NB: No photos, because not allowed, especially in order not to disturb the glowworms.

3/14/2008

New Zealand (3) - Dunedin and Otago Peninsula

Dunedin is a charmant city on the South-East coast of the South Island. Centered on a octagon-shaped square, it has among others the world's steepest street: Baldwin Street.

Over the 161.2 m length of the top section, it climbs a vertical height of 47.22 m, which is an average gradient of 1 in 3.41. On its steepest section the gradient is 1 in 2.86 m!
Every year, during Dunedin's Festival, take place social and competitive foot races to the top of the street and back. These races are known as the "Baldwin Street Gutbuster".

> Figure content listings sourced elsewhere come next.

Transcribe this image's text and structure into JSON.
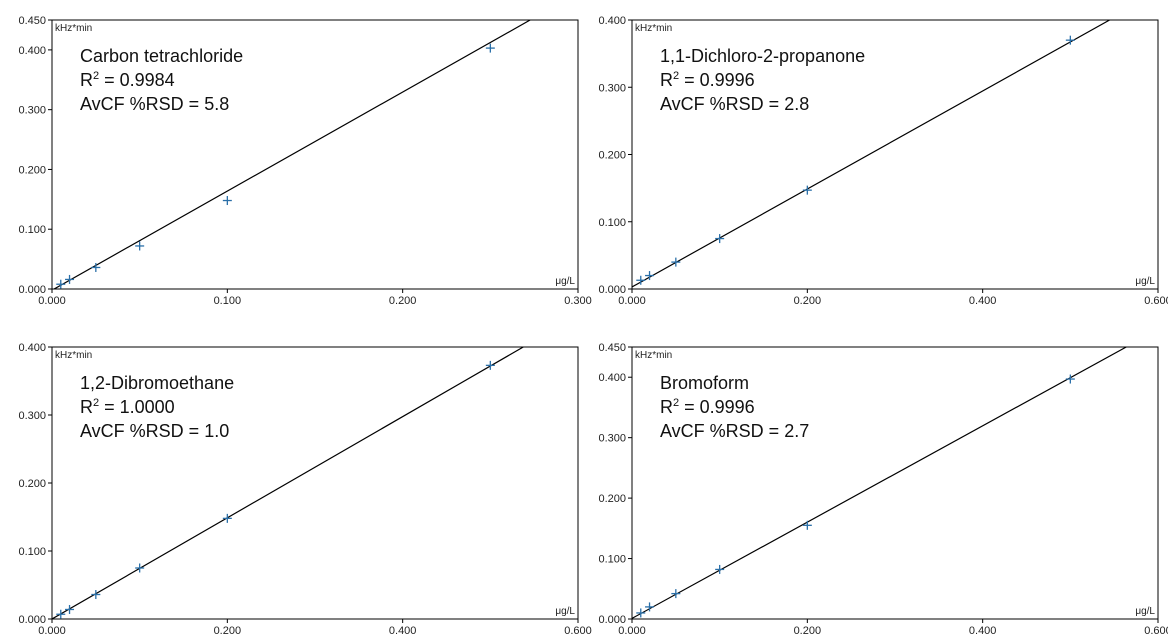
{
  "chart_data": [
    {
      "type": "scatter",
      "annotation": {
        "compound": "Carbon tetrachloride",
        "r2_label": "R",
        "r2_sup": "2",
        "r2_value": " = 0.9984",
        "rsd": "AvCF %RSD = 5.8"
      },
      "ylabel": "kHz*min",
      "xlabel": "μg/L",
      "xlim": [
        0,
        0.3
      ],
      "ylim": [
        0,
        0.45
      ],
      "x_ticks": [
        "0.000",
        "0.100",
        "0.200",
        "0.300"
      ],
      "y_ticks": [
        "0.000",
        "0.100",
        "0.200",
        "0.300",
        "0.400",
        "0.450"
      ],
      "points": [
        {
          "x": 0.005,
          "y": 0.008
        },
        {
          "x": 0.01,
          "y": 0.016
        },
        {
          "x": 0.025,
          "y": 0.036
        },
        {
          "x": 0.05,
          "y": 0.072
        },
        {
          "x": 0.1,
          "y": 0.148
        },
        {
          "x": 0.25,
          "y": 0.403
        }
      ],
      "fit_line": [
        {
          "x": 0,
          "y": -0.002
        },
        {
          "x": 0.2727,
          "y": 0.45
        }
      ],
      "grid": false,
      "colors": {
        "points": "#2a6fa8",
        "line": "#000000"
      }
    },
    {
      "type": "scatter",
      "annotation": {
        "compound": "1,1-Dichloro-2-propanone",
        "r2_label": "R",
        "r2_sup": "2",
        "r2_value": " = 0.9996",
        "rsd": "AvCF %RSD = 2.8"
      },
      "ylabel": "kHz*min",
      "xlabel": "μg/L",
      "xlim": [
        0,
        0.6
      ],
      "ylim": [
        0,
        0.4
      ],
      "x_ticks": [
        "0.000",
        "0.200",
        "0.400",
        "0.600"
      ],
      "y_ticks": [
        "0.000",
        "0.100",
        "0.200",
        "0.300",
        "0.400"
      ],
      "points": [
        {
          "x": 0.01,
          "y": 0.013
        },
        {
          "x": 0.02,
          "y": 0.02
        },
        {
          "x": 0.05,
          "y": 0.04
        },
        {
          "x": 0.1,
          "y": 0.075
        },
        {
          "x": 0.2,
          "y": 0.147
        },
        {
          "x": 0.5,
          "y": 0.37
        }
      ],
      "fit_line": [
        {
          "x": 0,
          "y": 0.003
        },
        {
          "x": 0.5448,
          "y": 0.4
        }
      ],
      "grid": false,
      "colors": {
        "points": "#2a6fa8",
        "line": "#000000"
      }
    },
    {
      "type": "scatter",
      "annotation": {
        "compound": "1,2-Dibromoethane",
        "r2_label": "R",
        "r2_sup": "2",
        "r2_value": " = 1.0000",
        "rsd": "AvCF %RSD = 1.0"
      },
      "ylabel": "kHz*min",
      "xlabel": "μg/L",
      "xlim": [
        0,
        0.6
      ],
      "ylim": [
        0,
        0.4
      ],
      "x_ticks": [
        "0.000",
        "0.200",
        "0.400",
        "0.600"
      ],
      "y_ticks": [
        "0.000",
        "0.100",
        "0.200",
        "0.300",
        "0.400"
      ],
      "points": [
        {
          "x": 0.01,
          "y": 0.007
        },
        {
          "x": 0.02,
          "y": 0.014
        },
        {
          "x": 0.05,
          "y": 0.036
        },
        {
          "x": 0.1,
          "y": 0.075
        },
        {
          "x": 0.2,
          "y": 0.148
        },
        {
          "x": 0.5,
          "y": 0.373
        }
      ],
      "fit_line": [
        {
          "x": 0,
          "y": 0.0
        },
        {
          "x": 0.5376,
          "y": 0.4
        }
      ],
      "grid": false,
      "colors": {
        "points": "#2a6fa8",
        "line": "#000000"
      }
    },
    {
      "type": "scatter",
      "annotation": {
        "compound": "Bromoform",
        "r2_label": "R",
        "r2_sup": "2",
        "r2_value": " = 0.9996",
        "rsd": "AvCF %RSD = 2.7"
      },
      "ylabel": "kHz*min",
      "xlabel": "μg/L",
      "xlim": [
        0,
        0.6
      ],
      "ylim": [
        0,
        0.45
      ],
      "x_ticks": [
        "0.000",
        "0.200",
        "0.400",
        "0.600"
      ],
      "y_ticks": [
        "0.000",
        "0.100",
        "0.200",
        "0.300",
        "0.400",
        "0.450"
      ],
      "points": [
        {
          "x": 0.01,
          "y": 0.01
        },
        {
          "x": 0.02,
          "y": 0.02
        },
        {
          "x": 0.05,
          "y": 0.042
        },
        {
          "x": 0.1,
          "y": 0.082
        },
        {
          "x": 0.2,
          "y": 0.155
        },
        {
          "x": 0.5,
          "y": 0.397
        }
      ],
      "fit_line": [
        {
          "x": 0,
          "y": 0.001
        },
        {
          "x": 0.5638,
          "y": 0.45
        }
      ],
      "grid": false,
      "colors": {
        "points": "#2a6fa8",
        "line": "#000000"
      }
    }
  ]
}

Arrived yesterday night on the Otago Peninsula.
Today, on the beach of the Sandfly Bay, we surprised some sea lions sleeping under the sun... Pretty improbable encounter, but delicious. The New Zealand Sea Lion is one of the rarest in the world and indisputably the most threatened species because of its restricted breeding range.
The male attain weights of up to 400 kg and a length of just over 3 m.
It's recommended not to approach them to less than 5 m. If disturbed, they can may rear up and roar.

Not seen any penguins, because they only come to the beach when the sun sets.

Then visit of the Larnach Castle gardens.